Rails tip – Grouping ActiveRecord objects by day or week using datetrunc

Here’s a quick Rails question for you. We have a bunch of Posts in a Postgres DB which we want to order by publication day - but Posts published on the same day should be ordered by a different column: upvotes. (This is basically how Product Hunt does it). We’re paginating, so we only care about the first 100 posts. How would we do it?

Maybe you’d start with something like this:

Post.all.group_by { |post|
  post.published_at.to_date
}.flat_map { |day, posts|
  posts.sort_by(&:score).reverse
}.first(100)

It’s not terrible (it works), it’s the kind of thing you’ll find if you Google “rails group by day”. The problem with the code is a) it’s a bit ugly and b) is it’s not very efficient. Using our Enumerable methods (group_by and flat_map), means we have to load all our Posts into memory, sort them with Ruby, then pull out the 100 we care about. This is slow & inefficient.

To get me started I ran this on 30K records, it took about 7 seconds (I didn’t profile the memory usage, but I’d expect it to be quite high). So we might get away with using Ruby to order a few hundred records, but this doesn’t scale to thousands or millions of records.

Postgres is way faster and doing these kind of sorts (especially with indexes, as we’ll see below) - but simply ordering by published_at and upvotes doesn’t give us what we want:

Post.order('published_at DESC, upvotes DESC').limit(5).pluck(:published_at, :upvotes)
#=> (14.4ms) SELECT "posts"."published_at", "posts"."upvotes" FROM "posts" ORDER BY published_at DESC, upvotes DESC LIMIT 5

[[Fri, 15 Jan 2016 15:25:46 UTC +00:00, 12],
 [Fri, 15 Jan 2016 13:22:11 UTC +00:00, 158],
 [Fri, 15 Jan 2016 12:50:37 UTC +00:00, 88],
 [Thu, 14 Jan 2016 21:48:44 UTC +00:00, 24],
 [Thu, 14 Jan 2016 14:46:51 UTC +00:00, 282]]

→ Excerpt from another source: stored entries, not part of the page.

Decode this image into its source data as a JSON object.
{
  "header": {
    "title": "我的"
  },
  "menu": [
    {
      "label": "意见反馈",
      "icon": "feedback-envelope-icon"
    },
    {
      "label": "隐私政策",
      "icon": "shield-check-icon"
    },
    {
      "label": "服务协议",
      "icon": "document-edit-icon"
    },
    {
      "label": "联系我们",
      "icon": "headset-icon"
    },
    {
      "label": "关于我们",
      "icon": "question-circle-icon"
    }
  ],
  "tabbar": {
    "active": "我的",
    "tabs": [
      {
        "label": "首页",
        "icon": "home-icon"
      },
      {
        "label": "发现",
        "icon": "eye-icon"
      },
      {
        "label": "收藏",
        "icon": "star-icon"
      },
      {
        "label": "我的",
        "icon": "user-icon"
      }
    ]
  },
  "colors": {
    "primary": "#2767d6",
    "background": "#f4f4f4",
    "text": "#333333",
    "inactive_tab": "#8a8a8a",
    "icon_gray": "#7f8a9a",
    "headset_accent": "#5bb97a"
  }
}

Unless two are added at the same second, the second sort column (upvotes) will never be used. We need to to tell Postgres to sort by the publication day, but to ignore the rest of the timestamp.

Enter datetrunc

Luckily we can use super handy function called date_trunc for just that (it’s documented here). Despite it’s handiness I couldn’t find any real mention of people using it in a Rails context - although it is used inside the groupdate gem which I’d recommend for more complex use-cases, or if you’re not using Postgres.

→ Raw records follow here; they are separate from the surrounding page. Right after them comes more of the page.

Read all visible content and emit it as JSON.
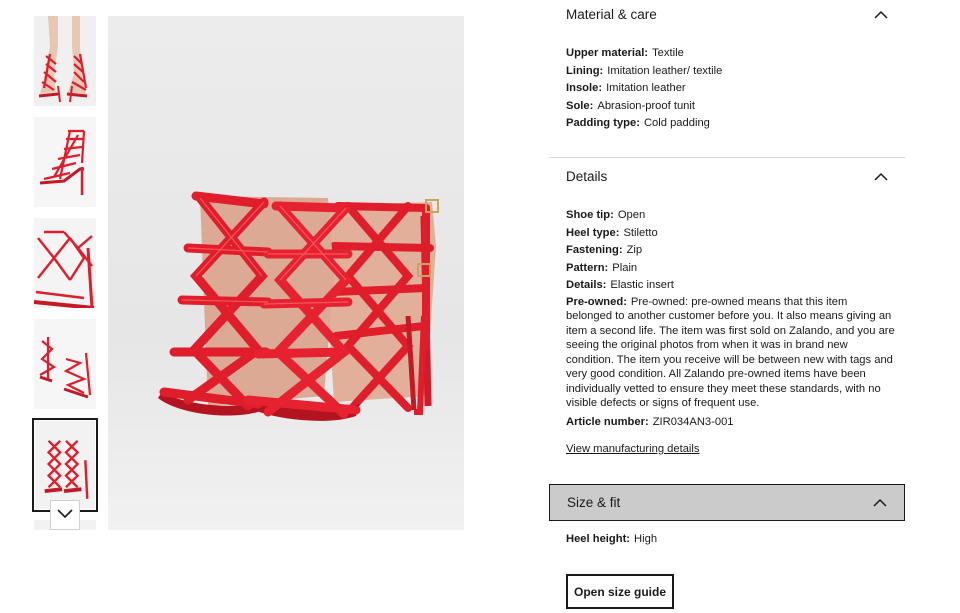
{
  "gallery": {
    "thumbnails": [
      {
        "view": "worn-on-feet"
      },
      {
        "view": "side-view"
      },
      {
        "view": "back-detail"
      },
      {
        "view": "pair-top-view"
      },
      {
        "view": "front-pair",
        "selected": true
      }
    ],
    "next_icon": "chevron-down-icon",
    "main_view": "front-pair"
  },
  "material_care": {
    "title": "Material & care",
    "icon": "chevron-up-icon",
    "rows": [
      {
        "key": "Upper material:",
        "value": "Textile"
      },
      {
        "key": "Lining:",
        "value": "Imitation leather/ textile"
      },
      {
        "key": "Insole:",
        "value": "Imitation leather"
      },
      {
        "key": "Sole:",
        "value": "Abrasion-proof tunit"
      },
      {
        "key": "Padding type:",
        "value": "Cold padding"
      }
    ]
  },
  "details": {
    "title": "Details",
    "icon": "chevron-up-icon",
    "rows": [
      {
        "key": "Shoe tip:",
        "value": "Open"
      },
      {
        "key": "Heel type:",
        "value": "Stiletto"
      },
      {
        "key": "Fastening:",
        "value": "Zip"
      },
      {
        "key": "Pattern:",
        "value": "Plain"
      },
      {
        "key": "Details:",
        "value": "Elastic insert"
      },
      {
        "key": "Pre-owned:",
        "value": "Pre-owned: pre-owned means that this item belonged to another customer before you. It also means giving an item a second life. The item was first sold on Zalando, and you are seeing the original photos from when it was in brand new condition. The item you receive will be between new with tags and very good condition. All Zalando pre-owned items have been individually vetted to ensure they meet these standards, with no visible defects or signs of frequent use."
      },
      {
        "key": "Article number:",
        "value": "ZIR034AN3-001"
      }
    ],
    "manufacturing_link": "View manufacturing details"
  },
  "size_fit": {
    "title": "Size & fit",
    "icon": "chevron-up-icon",
    "rows": [
      {
        "key": "Heel height:",
        "value": "High"
      }
    ],
    "size_guide_button": "Open size guide"
  },
  "colors": {
    "shoe_red": "#e01e2b",
    "shoe_dark_red": "#b3141f",
    "insole": "#e8b49a",
    "active_header_bg": "#cbcbcb"
  }
}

datetrunc is really simple, it truncates a date down to a certain precision. If the precision is 'day' for example, it’ll “reset” the date to midnight (a bit like Rails’ beginning_of_day method). Let’s modify our example above:

Post.order("date_trunc('day', published_at) DESC, upvotes DESC").limit(5).pluck("date_trunc('day', published_at)", :upvotes)
#=> SELECT date_trunc('day', published_at), "collaborations"."upvotes" FROM "collaborations" ORDER BY date_trunc('day', published_at) DESC, upvotes DESC LIMIT 5

[[2016-01-15 00:00:00 UTC, 158]],
 [2016-01-15 00:00:00 UTC, 88],
 [2016-01-15 00:00:00 UTC, 12]],
 [2016-01-14 00:00:00 UTC, 282]],
 [2016-01-14 00:00:00 UTC, 24]]

Pretty cool huh? Everything after the day in our publication timestamp is discarded, which means posts from the same day are correctly sorted by upvotes 🎊!

We can truncate down to any arbitrary precision, from 'week' to 'millennium' (useful for that database of ancient alien races you might be making).

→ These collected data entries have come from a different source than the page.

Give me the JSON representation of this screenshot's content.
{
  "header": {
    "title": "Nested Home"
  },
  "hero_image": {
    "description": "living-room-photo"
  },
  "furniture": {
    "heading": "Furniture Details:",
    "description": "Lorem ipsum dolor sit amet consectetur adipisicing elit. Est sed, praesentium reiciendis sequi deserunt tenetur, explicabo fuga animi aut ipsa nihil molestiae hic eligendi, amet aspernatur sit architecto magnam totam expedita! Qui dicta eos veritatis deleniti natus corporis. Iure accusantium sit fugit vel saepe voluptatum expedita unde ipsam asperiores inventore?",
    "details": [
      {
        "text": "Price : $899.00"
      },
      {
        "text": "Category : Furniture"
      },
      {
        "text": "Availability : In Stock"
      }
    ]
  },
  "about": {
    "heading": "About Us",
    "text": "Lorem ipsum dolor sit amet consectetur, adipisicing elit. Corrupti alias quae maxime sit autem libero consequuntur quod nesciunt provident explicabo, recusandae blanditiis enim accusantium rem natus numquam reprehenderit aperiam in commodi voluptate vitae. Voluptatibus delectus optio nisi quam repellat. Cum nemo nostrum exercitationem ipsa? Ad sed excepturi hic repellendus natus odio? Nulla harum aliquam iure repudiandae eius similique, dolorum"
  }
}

Post.order("date_trunc('week', published_at)")
Post.order("date_trunc('millennium', published_at)")

Be careful, unlike most of the time in Ruby, single/double quotes aren't interchangeable here - in Postgres literal strings like 'day' have to be single-quoted.

Using indexes for crazy performance 🔥

Using date_trunc is faster than our plain-Ruby approach from the get-go - running our final query (below) on the same 30K rows takes just 155ms seconds!

Post.order("date_trunc('day', published_at) DESC, upvotes DESC").limit(100)
#=> Post Load (155.2ms)  SELECT  "posts".* FROM "posts" ORDER BY date_trunc('day', published_at) DESC, upvotes DESC  LIMIT 100

We can push performance even further by adding an index. We’re doing something a bit more complex than just indexing the value of column here, because we’re running it through a function first. We’ll need expression (or function-based) index. These aren’t natively supported in vanilla Rails yet (but there’s an open Pull Request to add them), so we’ll use the schema_plus_pg_indexes gem.

With the gem added to our Gemfile, we’ll generate a migration

bin/rails g migration add_creation_day_score_index_to_posts

Then we’ll add our expression index:

class AddCreationDayScoreIndexToPosts < ActiveRecord::Migration

  def up
    add_index :posts, expression: "date_trunc('day', published_at) DESC, score DESC", name: 'posts_creation_day_score_index'
  end

  def down
    remove_index :posts, name: 'posts_creation_day_score_index'
  end

end

With the index in place, I saw the query complete in 2.2ms - that’s a 70x speedup. Of course 150ms is already pretty fast - but this has real implications if we’re grouping by day/month on a really big table.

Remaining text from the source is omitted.